Часовой походил на рядового Мышковского и внешне, и тем вызвал у Шарагина двойное чувство – жалость и раздражение. Нескладный был боец, замедленный в мыслях, судя по разговору, и в движениях неуклюж.
Каска свалилась с головы солдата, и удивительно смешно торчали уши бойца – как два куска расколотой пополам тарелки, которые взяли да приклеили к голове.
Форму молодой боец так и не научился носить, да и не могла она сидеть нормально на таком несуразном туловище.
…злость в человеке берет начало от желания отомстить… чем слабее оказывается человек, тем сильнее задавливают его, а когда наступает черед обиженного верховодить, он вымещает все на новеньких – это замкнутый круг…
…надо спать идти… пусть другие разбираются… в конце концов он не из нашей роты…
– Пойдем спать, Женька, – предложил Шарагин, когда они выкурили по сигарете.
– Какой теперь, к чертовой матери, сон?
Он прекрасно понимал Чистякова. Таким резким и вспыльчивым сделал его Афган.
…неизвестно еще, каким я буду под конец…
Чистяков протрубил в Афгане двадцать три месяца, а сейчас, вдобавок, восемь недель маялся в ожидании замены.
В столовку Чистяков ходить перестал. Питался консервами, хлебом, чаем. Подкармливали его от случая к случаю благодарные за песни и внимание барышни с товаро-закупочной базы и особенно загадочная блондинка, которую никто ни разу не видел, но которая, по рассказам, в Женьке души не чаяла.

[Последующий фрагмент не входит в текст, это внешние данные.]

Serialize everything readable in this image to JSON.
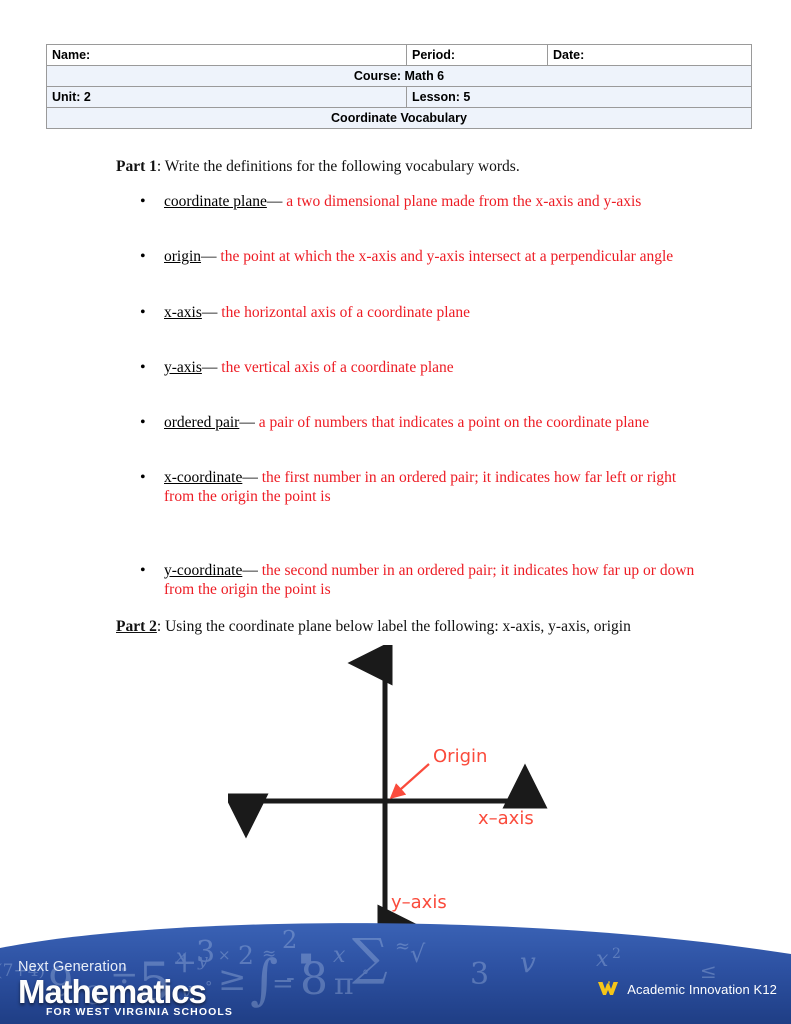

– Она думала, что я жениться собрался, – делился с товарищами Чистяков.
– Куда ж тебе? У тебя семья, – рассудил Шарагин.
– Вот именно. Я ей так и сказал, если б не семья, увез бы на край света!
– А она что? – прислушался Пашков.
– Она, блядь, вся в слезах…
– Плохая примета, – предостерегал Моргульцев. – Скоро на боевые поедем, а бабы на войне удачу не приносят…

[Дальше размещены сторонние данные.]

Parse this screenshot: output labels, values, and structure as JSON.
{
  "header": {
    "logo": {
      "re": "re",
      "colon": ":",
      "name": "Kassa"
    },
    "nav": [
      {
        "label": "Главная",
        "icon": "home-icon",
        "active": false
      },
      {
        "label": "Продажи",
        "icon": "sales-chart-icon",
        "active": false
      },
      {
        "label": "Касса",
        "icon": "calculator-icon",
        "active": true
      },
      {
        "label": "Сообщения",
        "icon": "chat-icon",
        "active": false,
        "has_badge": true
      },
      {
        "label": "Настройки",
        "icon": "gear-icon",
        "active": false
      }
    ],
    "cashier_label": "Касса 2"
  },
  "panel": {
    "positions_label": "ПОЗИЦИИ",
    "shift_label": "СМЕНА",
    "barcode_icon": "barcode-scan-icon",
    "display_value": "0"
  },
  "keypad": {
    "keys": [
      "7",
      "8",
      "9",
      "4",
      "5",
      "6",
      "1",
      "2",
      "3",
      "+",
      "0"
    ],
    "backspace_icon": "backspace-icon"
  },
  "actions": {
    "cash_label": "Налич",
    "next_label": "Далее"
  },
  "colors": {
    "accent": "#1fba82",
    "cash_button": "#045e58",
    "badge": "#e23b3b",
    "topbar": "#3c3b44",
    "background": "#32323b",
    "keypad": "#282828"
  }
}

Весь следующий день Чистяков пролежал на кровати. Он и в город ехать отказался, когда подвернулась возможность, лежал и молчал.

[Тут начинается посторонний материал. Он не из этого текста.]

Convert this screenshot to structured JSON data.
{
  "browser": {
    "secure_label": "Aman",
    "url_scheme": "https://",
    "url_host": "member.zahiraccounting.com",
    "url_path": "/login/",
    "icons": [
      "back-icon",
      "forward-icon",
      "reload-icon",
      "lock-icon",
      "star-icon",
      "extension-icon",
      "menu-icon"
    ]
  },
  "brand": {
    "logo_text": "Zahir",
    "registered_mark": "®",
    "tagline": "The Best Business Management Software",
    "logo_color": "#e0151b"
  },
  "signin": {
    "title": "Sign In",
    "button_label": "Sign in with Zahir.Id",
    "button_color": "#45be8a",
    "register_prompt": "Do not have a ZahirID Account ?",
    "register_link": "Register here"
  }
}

– Где старший лейтенант Чистяков? – обвел взглядом подчиненных ротный.
– Их благородие отдыхают-с… – Пашков подкрутил пышные усы.
– Понятно, лег на сохранение… – капитану подобное состояние было хорошо известно. В таком настроении пребывали перед заменой многие. Береженого Бог бережет. Если начинался обстрел, самые смелые и отважные военнослужащие, ничуть не смущаясь, торопились в убежище. Кому хотелось по глупости погибнуть в последние перед отъездом домой дни?